Maua E., 53, at her relocated home in Rift Valley. Maua went to Moi Teaching and Referral Hospital for treatment two days after being gang raped but the health workers ridiculed her and delayed treatment
Nafula K., 46, was gang raped together with three other women by four men in January 2008 while at an IDP camp. Her husband beats her, verbally abuses her, and refuses to sleep with her. Her family was also evicted from their home during the post-election violence. She says she wants to leave her abusive husband but wants the government to first build her a house so that she can have a place to go to.
Sinapei P., 62, stands at her husband’s grave at their home in Rift Valley region.

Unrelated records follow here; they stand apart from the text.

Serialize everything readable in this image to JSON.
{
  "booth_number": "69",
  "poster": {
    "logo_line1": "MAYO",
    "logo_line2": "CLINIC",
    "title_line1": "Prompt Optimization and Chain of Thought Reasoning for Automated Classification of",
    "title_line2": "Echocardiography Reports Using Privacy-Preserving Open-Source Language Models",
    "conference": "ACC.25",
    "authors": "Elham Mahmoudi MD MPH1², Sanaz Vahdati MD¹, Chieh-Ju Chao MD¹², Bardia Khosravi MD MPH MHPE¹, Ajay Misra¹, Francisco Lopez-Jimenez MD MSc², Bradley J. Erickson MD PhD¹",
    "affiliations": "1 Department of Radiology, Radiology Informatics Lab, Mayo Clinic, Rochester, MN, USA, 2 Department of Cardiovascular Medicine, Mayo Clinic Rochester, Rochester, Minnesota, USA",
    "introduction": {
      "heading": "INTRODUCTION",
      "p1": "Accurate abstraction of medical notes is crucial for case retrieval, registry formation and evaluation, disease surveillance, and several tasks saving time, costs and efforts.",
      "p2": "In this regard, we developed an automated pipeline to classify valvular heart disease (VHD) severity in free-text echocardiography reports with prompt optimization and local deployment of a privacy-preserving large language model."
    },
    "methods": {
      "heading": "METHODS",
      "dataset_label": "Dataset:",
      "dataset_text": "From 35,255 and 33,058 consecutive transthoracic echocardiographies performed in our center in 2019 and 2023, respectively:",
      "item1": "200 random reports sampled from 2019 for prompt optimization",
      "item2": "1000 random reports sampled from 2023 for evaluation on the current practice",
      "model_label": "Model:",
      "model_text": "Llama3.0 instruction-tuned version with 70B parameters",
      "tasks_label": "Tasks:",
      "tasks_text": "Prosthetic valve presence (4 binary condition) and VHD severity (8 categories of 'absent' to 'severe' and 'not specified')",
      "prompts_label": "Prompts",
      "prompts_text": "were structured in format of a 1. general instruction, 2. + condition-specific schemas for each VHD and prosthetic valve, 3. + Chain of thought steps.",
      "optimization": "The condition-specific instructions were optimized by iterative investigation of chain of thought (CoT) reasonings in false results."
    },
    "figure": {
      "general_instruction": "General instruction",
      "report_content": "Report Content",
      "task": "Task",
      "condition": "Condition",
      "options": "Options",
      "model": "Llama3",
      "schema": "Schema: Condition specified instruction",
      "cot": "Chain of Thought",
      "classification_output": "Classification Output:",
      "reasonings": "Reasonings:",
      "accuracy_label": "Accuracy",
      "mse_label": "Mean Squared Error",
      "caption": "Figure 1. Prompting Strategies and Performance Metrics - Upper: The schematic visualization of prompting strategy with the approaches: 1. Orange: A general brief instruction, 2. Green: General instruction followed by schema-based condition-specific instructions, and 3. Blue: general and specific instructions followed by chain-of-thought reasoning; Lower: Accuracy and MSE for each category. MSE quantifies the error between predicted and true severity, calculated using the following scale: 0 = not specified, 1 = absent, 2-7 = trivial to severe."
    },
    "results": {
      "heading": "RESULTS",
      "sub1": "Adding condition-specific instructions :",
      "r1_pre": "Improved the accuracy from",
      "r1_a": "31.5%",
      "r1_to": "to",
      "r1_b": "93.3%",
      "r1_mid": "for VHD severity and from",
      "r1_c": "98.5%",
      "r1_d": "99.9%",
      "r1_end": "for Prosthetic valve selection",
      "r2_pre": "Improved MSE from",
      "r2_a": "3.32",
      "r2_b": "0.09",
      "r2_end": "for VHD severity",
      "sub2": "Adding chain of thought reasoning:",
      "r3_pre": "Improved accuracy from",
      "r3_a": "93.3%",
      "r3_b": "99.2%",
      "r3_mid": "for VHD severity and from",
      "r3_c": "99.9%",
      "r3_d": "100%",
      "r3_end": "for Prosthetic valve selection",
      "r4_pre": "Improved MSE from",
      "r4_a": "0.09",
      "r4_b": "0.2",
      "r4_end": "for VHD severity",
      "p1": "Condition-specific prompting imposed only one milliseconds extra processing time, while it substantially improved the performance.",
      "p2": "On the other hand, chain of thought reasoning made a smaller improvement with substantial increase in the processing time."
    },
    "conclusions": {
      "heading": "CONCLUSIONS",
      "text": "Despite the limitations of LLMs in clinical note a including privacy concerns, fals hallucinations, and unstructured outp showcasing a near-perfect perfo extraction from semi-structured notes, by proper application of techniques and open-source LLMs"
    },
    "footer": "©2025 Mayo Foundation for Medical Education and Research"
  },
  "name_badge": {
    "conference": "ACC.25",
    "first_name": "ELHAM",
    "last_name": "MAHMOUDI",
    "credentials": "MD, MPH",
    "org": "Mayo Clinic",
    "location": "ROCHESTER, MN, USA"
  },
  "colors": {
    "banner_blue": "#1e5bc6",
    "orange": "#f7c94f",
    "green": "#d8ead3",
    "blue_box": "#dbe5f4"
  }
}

When Sinapei’s husband found out that she had been raped, he refused to sleep with her, beat her, chased her away from home, brought other women home, and verbally abused her. He died in 2014 and she is very worried that her brothers-in-law will take away her land and home and she will have nowhere to live.
Regina W., 23, was raped in December 2007 at the age of 15. She now works with Grace Agenda, a community-based organization that supports survivors of sexual violence.
Wangechi N., 60, was raped by men she did not know in December 2007, after which she and her family were evicted from their home in Eldoret. She is pictured here in her vegetable garden in an area where some families expelled from their homes during the post-election violence bought land and rebuilt homes.
Cheptoo M., a blind woman, displays her walking cane. She was raped together with her younger sister by two General Service Unit officers at their home in a slum in Nairobi. Her husband became verbally abusive following the rape and eventually left her. Cheptoo is also living with HIV. She is raising her own child and four children of her sister who died in 2013, with no family support.